John Neumeier, Choreograph und Intendant des Hamburg Balletts, bei der Preisverleihung. Foto: dpa Quelle: Unbekannt

Von Angela Reinhardt

Stuttgart - Sein Name kommt einem nicht unbedingt als erster in den Sinn, wenn es um die Lehre des Psychoanalytikers und Philosophen Erich Fromm geht: Der Hamburger Choreograf und Ballettintendant John Neumeier bekam am Samstag in Stuttgart den mit 10 000 Eurodotierten Erich-Fromm-Preis verliehen. Nach Preisträgern wie Christine und Rupert Neudeck oder Noam Chomsky würdigt die Auszeichnung auch Neumeiers Kunst, das von vielen immer noch als reine Ästhetik oder gar Unterhaltung belächelte Ballett.

Bei der Zeremonie im frisch renovierten Hospitalhof wurde Neumeier für genau das geehrt, was ihn von so vielen Choreografen unterscheidet, ihn heute fast einzigartig macht: sein Erzählen. Seine Sprache ist der Tanz, aber sein Inhalt ist immer der Mensch - nicht die schöne Linie, die improvisierte oder dekonstruierte Bewegung. In seinen unzähligen Literaturballetten und selbst in den symphonischen Werken arbeitet Neumeier wie ein Romancier oder Philosoph; das ist etwas, was ein George Balanchine nie konnte, was Bewegungsfinder wie William Forsythe nie im Sinn hatten. „Seine Helden sind immer Suchende nach dem eigenen Ich, nach Wahrheit, Aufrichtigkeit, Solidarität, Menschenwürde“, begründete stellvertretend für den Vorstand der Fromm-Gesellschaft der Fromm-Biograf Jürgen Hardeck die Verleihung. Es gäbe kaum einen Choreografen, „in dessen Oeuvre sich die Auseinandersetzung mit dem Humanum, mit dem menschlichen Sein, dem Geworfensein in gesellschaftliche Kontexte so intensiv widerspiegelt wie im Werk von John Neumeier“.

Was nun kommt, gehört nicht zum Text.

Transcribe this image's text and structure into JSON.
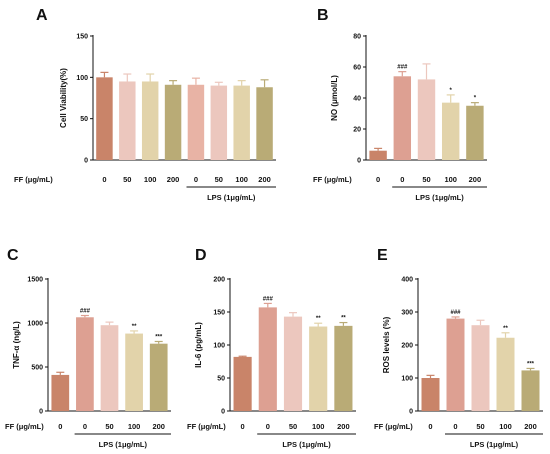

Außer für seine weit über 100 Choreografien wurde der Hamburger Ehrenbürger auch für sein pädagogische Wirken geehrt, für die Weitergabe seines Künstlerethos und den Aufbau eines wahren Ballettimperiums in Hamburg, das mit Schule, Jugendkompanie und riesiger balletthistorischer Sammlung weit hinaus wirkt. Laudator Johannes Bultmann, der künstlerische Gesamtleiter der verschmolzenen SWR-Orchester, stellte die „Matthäuspassion“ ins Zentrum von Neumeiers Oeuvre und hob die Länge des 43-jährigen Engagements in Hamburg hervor, mit der der Ballettintendant selbst Herbert von Karajans lebenslange Anstellung in Berlin übertroffen habe. Leider hatte der Lobredner das kürzliche Alters-Outing des Choreografen nicht mitbekommen (Neumeier ist in Wirklichkeit 78, also drei Jahre älter, als es in sämtlichen Lexika steht) und reihte eine falsche Zahl an die andere.

Der deutlich jünger aussehende Preisträger berichtete in seiner langen Dankesrede, wie ihn Erich Fromms „Die Kunst des Liebens“ seit der High School begleitet habe. Neumeier hielt gewissermaßen eine Rede auf sich selbst, erklärte von innen heraus sein Arbeitsethos und seine Lebensphilosophie. Mit sanfter Ironie berichtete er von seinen diversen Berufswünschen als Heranwachsender: Zunächst hatte ihn das Priesteramt fasziniert, „aber mehr das Theatralische daran“. Dann wollte er Maler werden, später Psychiater. All diese Wünsche vereine nun der Beruf Choreograf, denn ganz im Sinne von Fromm überwinde das Betrachten von Tanz das Getrenntsein der Menschen. Man konnte sogar etwas über das spezifische Funktionieren eines Neumeiers-Ballett lernen: „Tanz teilt sich nicht rational mit, es ist unmöglich, ein Ballett zu ‚verstehen‘“, sagte Neumeier. Beim Betrachten von Tanz sei es „eben nicht der literarische Bezug, der unsere Wahrnehmung maßgeblich bestimmt, sondern der unmittelbare Gefühlseindruck, den der Tänzer zeigt, sein emotionales Engagement.“ Das Preisgeld von 10 000 Euro reichte der Choreograf umgehend weiter an die Tänzer seines Bundesjugendballetts, die auf das winzige Podium ein etwas kitschig geratenes Eigenprodukt und Neumeiers „Simple Gifts“ hinzauberten.